Así los evangelistas no se ponen de acuerdo en la hora de la muerte de Jesús, ya que si hacemos caso a los datos que proporcionan nos encontraríamos con que permaneció colgado de la cruz unas seis horas. Lo más lógico es que optemos por un horario intermedio, de acuerdo a los estudios médicos, que lo dejarían en tres horas (Robbins, 2002:153) ¿Porqué tan poco tiempo cuando lo normal es que los crucificados estuvieran días? Pues como iba a comenzar el sábado, el día del Sabat, los ajusticiados no podían seguir en la cruz. Es posible que los romanos estuviesen sobornados y éstos hicieran la vista gorda. Además, era preciso que fuese ajusticiado por los judíos ya que, de haber sido culpable por los judíos, éstos le hubieran lapidado, y en estas condiciones no sería posible una muerte ficticia (Picknett y Prince, 2004: 363)

Ingredientes del oleo santo

El investigador Gardner sostiene la tesis de que el vino con vinagre, Mateo 27,34 y Juan 19,29; afirma que es vino mezclado con hiel, era vino mezclado con veneno de serpiente, una mezcla que, cuidadosamente elaborada, podía provocar “inconsciencia o muerte” (Gardner, 1999). El investigador hispano-germano Faber-Kaiser afirmaba que el contenido del famoso botijo con vinagre y hiel pudo servir de droga que provocase algo parecido a una muerte en el sujeto. Faber-Kaiser cita en su libro una treintena de libros de tradición india que “contiene una mención al Marham-I-Isa, con indicación de que este ungüento fue preparado para Jesús, para la cura de sus heridas”. E incluso a propósito de la creencia de la curación de estas llagas se cita un texto extraído de El Mito del Eterno Retorno, de Mircea Eliade: “Eres santa, verbena, porque creces en la tierra, pues primero te encontraron en el monte Calvario. Curaste a nuestro Redentor Jesucristo y cerraste sus heridas sangrantes…” (Fernández Bueno y Fernández Urresti, 2004: 60).

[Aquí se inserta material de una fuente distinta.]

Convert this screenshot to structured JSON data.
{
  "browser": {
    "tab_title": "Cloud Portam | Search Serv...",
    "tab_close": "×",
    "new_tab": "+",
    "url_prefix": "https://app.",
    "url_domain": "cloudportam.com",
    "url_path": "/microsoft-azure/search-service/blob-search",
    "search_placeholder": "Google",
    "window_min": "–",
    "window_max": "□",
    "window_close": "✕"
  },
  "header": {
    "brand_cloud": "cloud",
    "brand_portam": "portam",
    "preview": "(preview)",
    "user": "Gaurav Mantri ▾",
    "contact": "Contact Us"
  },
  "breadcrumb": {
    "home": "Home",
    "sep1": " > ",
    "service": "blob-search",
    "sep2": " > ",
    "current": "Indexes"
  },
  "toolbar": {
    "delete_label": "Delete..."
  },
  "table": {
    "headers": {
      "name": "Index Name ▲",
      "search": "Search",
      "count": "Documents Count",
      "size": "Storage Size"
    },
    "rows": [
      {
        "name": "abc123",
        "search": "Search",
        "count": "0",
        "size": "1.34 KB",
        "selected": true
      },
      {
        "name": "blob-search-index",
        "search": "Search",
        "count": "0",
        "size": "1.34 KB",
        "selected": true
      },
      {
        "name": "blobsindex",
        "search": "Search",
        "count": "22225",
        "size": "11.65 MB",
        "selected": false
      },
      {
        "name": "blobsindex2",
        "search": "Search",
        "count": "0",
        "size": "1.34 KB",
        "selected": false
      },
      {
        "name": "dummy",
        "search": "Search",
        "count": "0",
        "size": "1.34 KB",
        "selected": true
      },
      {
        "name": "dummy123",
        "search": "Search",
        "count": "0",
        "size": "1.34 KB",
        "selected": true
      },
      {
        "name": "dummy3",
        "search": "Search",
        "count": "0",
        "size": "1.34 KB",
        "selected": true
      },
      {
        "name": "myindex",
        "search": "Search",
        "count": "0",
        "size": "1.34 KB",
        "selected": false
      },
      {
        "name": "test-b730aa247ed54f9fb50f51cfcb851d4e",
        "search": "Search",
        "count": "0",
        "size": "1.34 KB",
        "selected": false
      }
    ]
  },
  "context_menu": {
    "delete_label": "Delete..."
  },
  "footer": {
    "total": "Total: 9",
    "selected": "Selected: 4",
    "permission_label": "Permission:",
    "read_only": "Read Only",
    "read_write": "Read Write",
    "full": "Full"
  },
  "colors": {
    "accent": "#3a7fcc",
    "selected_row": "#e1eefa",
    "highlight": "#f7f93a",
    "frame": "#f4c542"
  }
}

¿Es posible que Jesús sobreviviera a la crucifixión? Es la teoría del sindonólogo alemán Hans Naber, o también conocido con el sobrenombre de Kart Berna, que aportó pruebas al Vaticano de que Jesús no había muerto en la cruz. Afirmaba que las manchas de la tela del Santo Sudario eran de sangre fresca (no de un cadáver); esto significa que Jesús se recuperó de sus heridas (Porter, 2005: 134-135).

Antes de que se produjera la muerte de los tres condenados; a los dos ladrones se les rompieron las piernas para que se asfixiaran. Sin embargo a Jesús se le asestó una lanzada por un centurión romano, Longinos, le clavó su lanza en el costado, pero no se le rompieron las piernas. Pero es posible que existiera tal brebaje antes comentado como aparece en el Caballo de Troya, de J. J. Benítez, conforme a la costumbre judía, cuando antes de crucificarlo le intentaron ofrecer un brebaje que provocaba la insensibilidad (vino mezclado con mirra, hiel o vinagre; Salmos 69,22) para que no sufriera mucho en la futura crucifixión (Benítez, 1986: 421-426) que Jesús rechazó (Marcos 15,23; Mt 27:34) y no lo salvó de la muerte segura (Bogaert & Col. 1993: 1555).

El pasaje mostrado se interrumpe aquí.